As in many skills, it is the basics that determine success or failure. Follow these simple tips to improve your golf.

PGA Golf Swing Tips for The Grip

The grip or way the hands are placed on the club is the most important part of the golf swing. The golf swing is a chain reaction of movements that starts off with the grip.

If the grip is wrong, it means the start of the swing, ‘the takeaway,’ will not be executed correctly. This, in turn, causes complications with the wrist cock halfway back and, consequently, the swing plane itself.

  • The left hand must be turned round the grip clockwise enough so that the ‘v’ formed by the thumb and index finger points to the right shoulder.
  • The ‘v’ formed by the thumb and index finger of the right hand must also point to the right shoulder.
  • The thumb of the left hand must be on the right side of the club. It is only in this position that it can contain the weight of the club at the transition from backswing to downswing.
  • The right-hand thumb must sit on the left-hand side of the club to be able to help release the club in a downward direction to avoid missed hits and topping.

These are key points in the grip that are ignored by many golfers in preference to the more exotic and exciting swing components like hip turn and leg drive, late hitting, and plane re-routing.

However, if these simple basics are not in place, the swing becomes increasingly complex.

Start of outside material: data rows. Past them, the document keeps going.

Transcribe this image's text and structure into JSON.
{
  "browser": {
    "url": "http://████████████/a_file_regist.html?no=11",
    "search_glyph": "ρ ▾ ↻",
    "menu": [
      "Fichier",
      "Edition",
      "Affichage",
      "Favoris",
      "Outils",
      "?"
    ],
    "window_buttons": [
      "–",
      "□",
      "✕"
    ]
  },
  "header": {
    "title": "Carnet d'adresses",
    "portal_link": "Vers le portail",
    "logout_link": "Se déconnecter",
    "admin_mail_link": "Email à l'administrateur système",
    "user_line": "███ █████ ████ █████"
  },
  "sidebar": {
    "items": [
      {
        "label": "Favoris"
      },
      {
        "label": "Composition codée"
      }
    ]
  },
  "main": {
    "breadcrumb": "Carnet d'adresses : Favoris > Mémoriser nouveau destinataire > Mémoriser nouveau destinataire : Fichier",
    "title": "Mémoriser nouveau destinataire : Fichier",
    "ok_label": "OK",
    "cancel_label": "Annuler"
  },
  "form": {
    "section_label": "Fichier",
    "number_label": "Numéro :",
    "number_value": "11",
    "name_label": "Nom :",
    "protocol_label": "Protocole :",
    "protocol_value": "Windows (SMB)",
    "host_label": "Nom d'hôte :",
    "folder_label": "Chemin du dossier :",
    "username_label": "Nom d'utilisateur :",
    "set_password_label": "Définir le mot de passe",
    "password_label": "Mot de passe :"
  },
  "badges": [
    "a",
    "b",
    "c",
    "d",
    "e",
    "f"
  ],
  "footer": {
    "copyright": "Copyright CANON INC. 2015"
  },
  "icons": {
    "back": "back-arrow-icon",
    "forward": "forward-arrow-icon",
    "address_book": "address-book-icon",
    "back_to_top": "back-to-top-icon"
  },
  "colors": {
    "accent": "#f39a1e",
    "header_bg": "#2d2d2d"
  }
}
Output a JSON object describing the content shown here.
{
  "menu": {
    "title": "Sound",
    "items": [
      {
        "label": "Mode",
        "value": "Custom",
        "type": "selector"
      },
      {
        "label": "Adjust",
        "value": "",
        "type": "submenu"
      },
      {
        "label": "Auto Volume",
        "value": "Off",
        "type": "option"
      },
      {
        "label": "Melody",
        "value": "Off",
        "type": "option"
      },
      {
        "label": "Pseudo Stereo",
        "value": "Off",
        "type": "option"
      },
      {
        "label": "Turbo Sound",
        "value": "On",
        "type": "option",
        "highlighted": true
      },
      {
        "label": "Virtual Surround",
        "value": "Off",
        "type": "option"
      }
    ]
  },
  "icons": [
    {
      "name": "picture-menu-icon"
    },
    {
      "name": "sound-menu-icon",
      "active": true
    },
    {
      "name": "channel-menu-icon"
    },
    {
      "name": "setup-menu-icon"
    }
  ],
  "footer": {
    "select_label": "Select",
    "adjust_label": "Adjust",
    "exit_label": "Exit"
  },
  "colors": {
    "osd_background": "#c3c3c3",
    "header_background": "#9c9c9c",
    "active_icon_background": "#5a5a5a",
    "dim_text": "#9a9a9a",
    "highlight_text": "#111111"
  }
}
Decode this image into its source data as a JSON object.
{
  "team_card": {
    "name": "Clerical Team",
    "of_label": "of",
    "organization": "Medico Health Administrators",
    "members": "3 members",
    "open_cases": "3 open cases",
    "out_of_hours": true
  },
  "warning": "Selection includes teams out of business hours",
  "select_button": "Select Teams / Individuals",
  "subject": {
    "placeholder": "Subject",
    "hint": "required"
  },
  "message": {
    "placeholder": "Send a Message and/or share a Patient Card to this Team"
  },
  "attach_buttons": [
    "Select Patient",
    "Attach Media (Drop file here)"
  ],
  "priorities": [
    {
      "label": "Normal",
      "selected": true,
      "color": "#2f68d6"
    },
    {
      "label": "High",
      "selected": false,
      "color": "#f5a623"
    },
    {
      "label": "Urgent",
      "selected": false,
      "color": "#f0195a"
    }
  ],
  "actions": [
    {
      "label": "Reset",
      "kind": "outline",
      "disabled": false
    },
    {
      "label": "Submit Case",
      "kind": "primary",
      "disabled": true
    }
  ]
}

Tips for the Golf Stance and Aim

Many golfers already know that the feet, hips, and shoulders should be pointing parallel to the target line in the stance; however, many do not appreciate the importance of how the arms should hang from the shoulders,

  • In a good stance, the arms should hang naturally from the shoulders so that a line drawn across the forearms would also point parallel to the target.
  • Many golfers who do not grip the club correctly would find this line distorted and aiming away from the target.
  • It is essential to check this aim. Take up your grip on the club – lift up the arms and make sure you can balance a tray of drinks across your arms.
  • If a tray can be balanced, it means the arms are hanging in a neutral and correct position.
  • If a tray of drinks falls off to the left (in a right-handed swing), the golfer is setting up to fade or slice the ball.
  • If a tray would fall off to the right, then the swing would be too inside to out and would probably result in a hook or draw.

Golf Swing Tips for Ball Position

The ball position should be automatic if the initial stages of the setup are completed correctly. For an iron shot, the ball should be towards the center of the stance.

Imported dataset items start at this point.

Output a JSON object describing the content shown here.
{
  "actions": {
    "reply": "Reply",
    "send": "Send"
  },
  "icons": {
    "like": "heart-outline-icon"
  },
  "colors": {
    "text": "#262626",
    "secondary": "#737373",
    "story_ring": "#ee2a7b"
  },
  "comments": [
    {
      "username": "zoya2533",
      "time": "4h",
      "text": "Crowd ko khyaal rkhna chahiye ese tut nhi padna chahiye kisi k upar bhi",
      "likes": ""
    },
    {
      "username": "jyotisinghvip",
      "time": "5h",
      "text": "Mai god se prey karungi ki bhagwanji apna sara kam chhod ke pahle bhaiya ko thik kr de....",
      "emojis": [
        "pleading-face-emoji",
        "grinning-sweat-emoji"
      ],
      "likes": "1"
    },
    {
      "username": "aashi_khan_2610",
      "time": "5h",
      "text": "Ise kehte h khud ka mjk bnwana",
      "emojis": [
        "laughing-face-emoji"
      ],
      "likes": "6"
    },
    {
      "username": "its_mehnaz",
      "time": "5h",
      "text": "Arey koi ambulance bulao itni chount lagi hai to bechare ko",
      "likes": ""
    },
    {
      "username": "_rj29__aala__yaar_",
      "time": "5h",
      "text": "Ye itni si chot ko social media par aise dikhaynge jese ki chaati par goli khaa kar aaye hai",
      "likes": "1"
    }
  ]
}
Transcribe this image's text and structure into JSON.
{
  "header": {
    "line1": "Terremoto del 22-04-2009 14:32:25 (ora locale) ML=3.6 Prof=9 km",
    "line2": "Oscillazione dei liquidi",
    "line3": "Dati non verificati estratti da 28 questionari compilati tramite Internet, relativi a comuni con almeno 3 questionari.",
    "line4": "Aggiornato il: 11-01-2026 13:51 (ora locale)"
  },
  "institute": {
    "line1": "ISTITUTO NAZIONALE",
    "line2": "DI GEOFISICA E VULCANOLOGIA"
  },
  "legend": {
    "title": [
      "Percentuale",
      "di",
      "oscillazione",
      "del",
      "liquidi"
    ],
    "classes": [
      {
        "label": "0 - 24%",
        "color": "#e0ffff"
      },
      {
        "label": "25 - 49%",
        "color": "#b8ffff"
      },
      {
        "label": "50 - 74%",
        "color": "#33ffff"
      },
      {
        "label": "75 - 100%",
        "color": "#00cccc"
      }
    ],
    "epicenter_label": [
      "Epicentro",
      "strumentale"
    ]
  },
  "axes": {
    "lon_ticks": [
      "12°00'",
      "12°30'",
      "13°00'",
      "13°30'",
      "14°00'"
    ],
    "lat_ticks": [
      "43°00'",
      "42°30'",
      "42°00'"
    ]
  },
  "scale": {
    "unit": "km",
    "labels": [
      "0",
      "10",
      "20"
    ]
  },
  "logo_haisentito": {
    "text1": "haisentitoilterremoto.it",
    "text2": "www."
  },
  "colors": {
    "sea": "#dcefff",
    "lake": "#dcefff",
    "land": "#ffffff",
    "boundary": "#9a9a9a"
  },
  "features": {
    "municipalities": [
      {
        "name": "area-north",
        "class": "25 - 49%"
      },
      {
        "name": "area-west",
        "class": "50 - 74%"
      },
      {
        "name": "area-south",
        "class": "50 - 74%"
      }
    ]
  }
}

This enables a downward swing arc at impact, which will help with crisp well, struck iron shots.

For a driver, the ball must be more forward towards the left foot. A good driver contacts the ball as the swing is moving on an upward arc, not only helping elevate the ball into the air but also minimizing backspin.

Above all else, the shoulders must remain unaffected by the ball position and must always remain point parallel to the target.

In many cases, as the ball position moves forward for the driver, the shoulders start to open, promoting an out-to-in swing and a slice. The shoulders must not open and close as the ball position moves back and forward.

Tips Swing Tips for Posture

With a good grip and aim, the basic steps of the setup are in place; however, to encourage really good swing, attention to posture is also important.

  • The back and spine of the golfer must be straight to help promote a full easy shoulder turn.
  • The head and chin must the held high enough up so that the chin does not impede a full shoulder turn. If the chin is held down too much, the shoulders can’t turn, the left arm bends, and the wrists do not automatically hinge the club onto the correct swing plane.
  • To keep swing width for consistent hitting and a connected swing, the shoulders must turn freely, which helps keep the left arm keep straight.

Although these simple setup tips might seem too basic to have an influence on the overall swing, these simple tips are the bedrock of good action – master them and see how the swing starts to evolve into a repeating powerful, trustworthy golf swing.